Au sujet de cette importante question, je désire aussi appeler votre attention sur l'urgence de corriger un mal qui, si l'on en permet la continuation, mènera probablement à de grandes perturbations en ce pays avant la fin du dix-neuvième siècle, à savoir l'accumulation d'immenses propriétés ecclésiastiques non taxées. En 1850, je crois, la propriété ecclésiastique aux États-Unis, qui ne payait pas de taxe, municipale ou d'État, était évaluée à environ 83,000,000 de dollars. En 1860, cette valeur avait doublé. En 1875, elle est d'environ un milliard de dollars. Vers 1900, si l'on n'y met pas d'entraves, on peut prédire que cette propriété aura une 'valeur de plus de trois milliards de dollars.

Une somme aussi importante, recevant toute la protection et tous les bénéfices du Gouvernement sans supporter sa part de ses fardeaux et dépenses, ne sera pas vue d'un œil satisfait par ceux qui ont à payer les taxes. Dans un pays grandissant, où la valeur de la propriété foncière hausse si rapidement qu'aux États-Unis, il n'est pour ainsi dire pas de limite à la richesse que peuvent acquérir les corporations,

religieuses ou autres, si on leur permet d'avoir des immeubles sans payer de taxes. La vue d'une propriété aussi vaste que celle dont il est ici question pourrait mener à la confiscation sans autorité constitutionnelle et par effusion de sang.

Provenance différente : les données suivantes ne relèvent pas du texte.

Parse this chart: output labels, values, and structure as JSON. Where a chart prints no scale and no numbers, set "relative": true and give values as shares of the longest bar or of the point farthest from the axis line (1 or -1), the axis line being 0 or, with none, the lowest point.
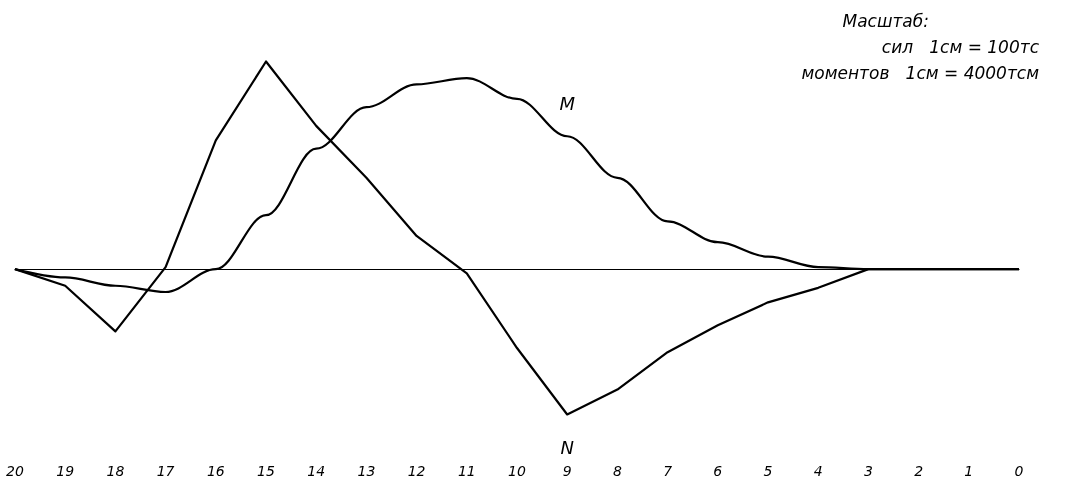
{
  "chart_data": {
    "type": "line",
    "relative": true,
    "marker": "none",
    "categories": [
      "20",
      "19",
      "18",
      "17",
      "16",
      "15",
      "14",
      "13",
      "12",
      "11",
      "10",
      "9",
      "8",
      "7",
      "6",
      "5",
      "4",
      "3",
      "2",
      "1",
      "0"
    ],
    "series": [
      {
        "name": "M",
        "color": "#000000",
        "values": [
          0,
          -0.04,
          -0.08,
          -0.11,
          0,
          0.26,
          0.58,
          0.78,
          0.89,
          0.92,
          0.82,
          0.64,
          0.44,
          0.23,
          0.13,
          0.06,
          0.01,
          0,
          0,
          0,
          0
        ]
      },
      {
        "name": "N",
        "color": "#000000",
        "values": [
          0,
          -0.08,
          -0.3,
          0.01,
          0.62,
          1,
          0.69,
          0.44,
          0.16,
          -0.02,
          -0.38,
          -0.7,
          -0.58,
          -0.4,
          -0.27,
          -0.16,
          -0.09,
          0,
          0,
          0,
          0
        ]
      }
    ],
    "annotations": [
      "Масштаб:",
      "сил   1см = 100тс",
      "моментов   1см = 4000тсм"
    ]
  }
}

Je recommande la taxation ‘égale de toutes les propriétés, d'église ou de corporations, à la seule exception du dernier lieu de repos des morts, et peut-être, avec certaines restrictions, des édifices du culte.

RELATIONS EXTÉRIEURES

Nos relations avec la plupart des Puissances étrangères continuent à être d'une nature amicale et satisfaisante. Le développement de l'intercourse, l'extension du commerce et l'observation des intérêts mutuels, ont incessamment amélioré nos relations avec la grande majorité des Puissances du monde et ont facilité la solution pacifique de questions qui surgissent de temps à autre et dont quelques-unes seulement méritent une mention particulière.

Emancipation dans les colonies portugaises. La correspondance du département d'État avec nos représentants diplomatiques à l'étranger vous est transmise avec ce message. Je suis heureux d'annoncer l'adoption par les Cortès de Portugal d'une loi portant abolition de l'esclavage dans les colonies portugaises. Cette loi a été promulguée depuis l'ajournement du Congrès. Il faut espérer que cet acte de législation sera un acheminement vers la réalisation de ce grand principe qu'il ne sera permis à aueun homme, directement ou indirectement, sous aucun prétexte, excuse ou forme légale, de tenir son semblable en état de servitude. Je suis d'opinion aussi qu'il est du devoir des États-Unis, comme tendant à ce but et requis par l'esprit du siècle dans lequel nous vivons, d'interdire, par voie de législation, à tout citoyen des États-Unis, de posséder des esclaves dans une partie quelconque du monde ou d'être intéressé dans une telle possession.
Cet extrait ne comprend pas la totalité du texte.